You Need to Take Care of This
Parenting isn’t always easy, especially when it comes to deciding which parent is going to dole out the discipline. Arguments often ensue as a result of one parent insisting that the other be “the bad guy.” It’s an uncomfortable situation for everyone involved.
The good news is that there is something that you can do, as the disciplinarian, to better communicate with the unwilling parent. Keep reading for more information.
When being asked to lay down the law, be persistent in your explanation that you feel the task needs to be a shared responsibility. Indicate that you prefer to talk to your children as part of a team. This will help to prevent the possibility that your child will automatically take sides and end up preferring to deal with the more lenient parent whenever times get tough.
Giving in to the other person’s demands, to make the problem go away, isn’t an answer. Think of it as putting the bandage on a cut that needs stitches. It’s always much better to come to some agreement regarding sharing disciplinary responsibilities, rather than just giving up.
When your spouse, ex, or significant other demands that you talk to your child to rectify any issue, do everything you can not to argue about it – especially when the child is in earshot.
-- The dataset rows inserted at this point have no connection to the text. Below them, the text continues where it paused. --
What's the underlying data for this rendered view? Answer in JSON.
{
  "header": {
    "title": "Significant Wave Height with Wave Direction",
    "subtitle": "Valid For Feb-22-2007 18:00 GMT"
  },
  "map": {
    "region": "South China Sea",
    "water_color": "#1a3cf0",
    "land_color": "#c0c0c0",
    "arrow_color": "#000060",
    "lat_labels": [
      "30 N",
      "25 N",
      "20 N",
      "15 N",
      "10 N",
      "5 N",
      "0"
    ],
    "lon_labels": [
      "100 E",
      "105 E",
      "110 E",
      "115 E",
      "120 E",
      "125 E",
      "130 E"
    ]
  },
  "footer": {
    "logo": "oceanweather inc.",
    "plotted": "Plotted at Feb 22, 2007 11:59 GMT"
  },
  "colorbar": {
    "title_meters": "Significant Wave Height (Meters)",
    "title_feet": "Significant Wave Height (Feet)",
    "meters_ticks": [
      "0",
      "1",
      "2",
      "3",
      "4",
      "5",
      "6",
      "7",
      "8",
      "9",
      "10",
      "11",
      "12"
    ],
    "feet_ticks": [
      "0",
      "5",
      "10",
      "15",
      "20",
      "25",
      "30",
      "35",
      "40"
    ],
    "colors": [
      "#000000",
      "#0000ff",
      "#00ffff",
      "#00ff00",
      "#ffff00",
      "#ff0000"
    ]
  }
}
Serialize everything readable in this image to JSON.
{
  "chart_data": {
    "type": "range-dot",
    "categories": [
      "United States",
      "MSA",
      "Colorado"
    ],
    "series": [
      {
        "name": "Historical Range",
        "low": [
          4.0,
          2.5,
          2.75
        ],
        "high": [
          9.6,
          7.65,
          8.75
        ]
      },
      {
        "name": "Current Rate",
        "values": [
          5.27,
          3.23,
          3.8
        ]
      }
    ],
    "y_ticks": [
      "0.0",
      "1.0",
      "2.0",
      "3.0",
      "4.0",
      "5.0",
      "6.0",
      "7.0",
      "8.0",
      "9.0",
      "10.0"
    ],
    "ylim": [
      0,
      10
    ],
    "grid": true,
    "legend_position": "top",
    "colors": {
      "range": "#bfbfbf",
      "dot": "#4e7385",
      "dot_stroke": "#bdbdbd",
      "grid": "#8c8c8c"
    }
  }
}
Even if you have to step away for a moment to gather your thoughts, it’s much better than getting into a heated discussion.
Along the same lines, never tell your children that the other parent is making you discipline them. It should be obvious that bad-mouthing mom or dad will only create more hatred and lessen the chance of everyone getting along in the future.
Many times, in cases like this, silent parents are silent because they lack confidence in their parenting skills… especially when there is tension in the household. Try to reassure your child’s other parent that he or she is an essential part of the disciplinary process and that you genuinely value their input in the matter.
Unfortunately, there can be mental consequences to frequent “good cop, bad cop” discipline sessions. Children learn about relationships by watching their parents. So, as adults, these same children will be more apt to get into an identical routine with their kids.
Also, on an even deeper level, children whose parents have a difficult time with discipline sometimes suffer from lower self-esteem. Typically, when a child feels as though a parent has a problem accomplishing something, he (or she) perceives the same of himself.
Remember, the “good cop, bad cop” approach is meant for criminals, not children. Pitting one parent against the other never solves anything. It only creates more tension and possibly even alienation.
There’s absolutely nothing wrong with having different parenting styles. Varying perspectives are quite beneficial when it comes to many parenting-related issues. Problems occur when one parent is so set in his or her ways is it difficult for them to try something different.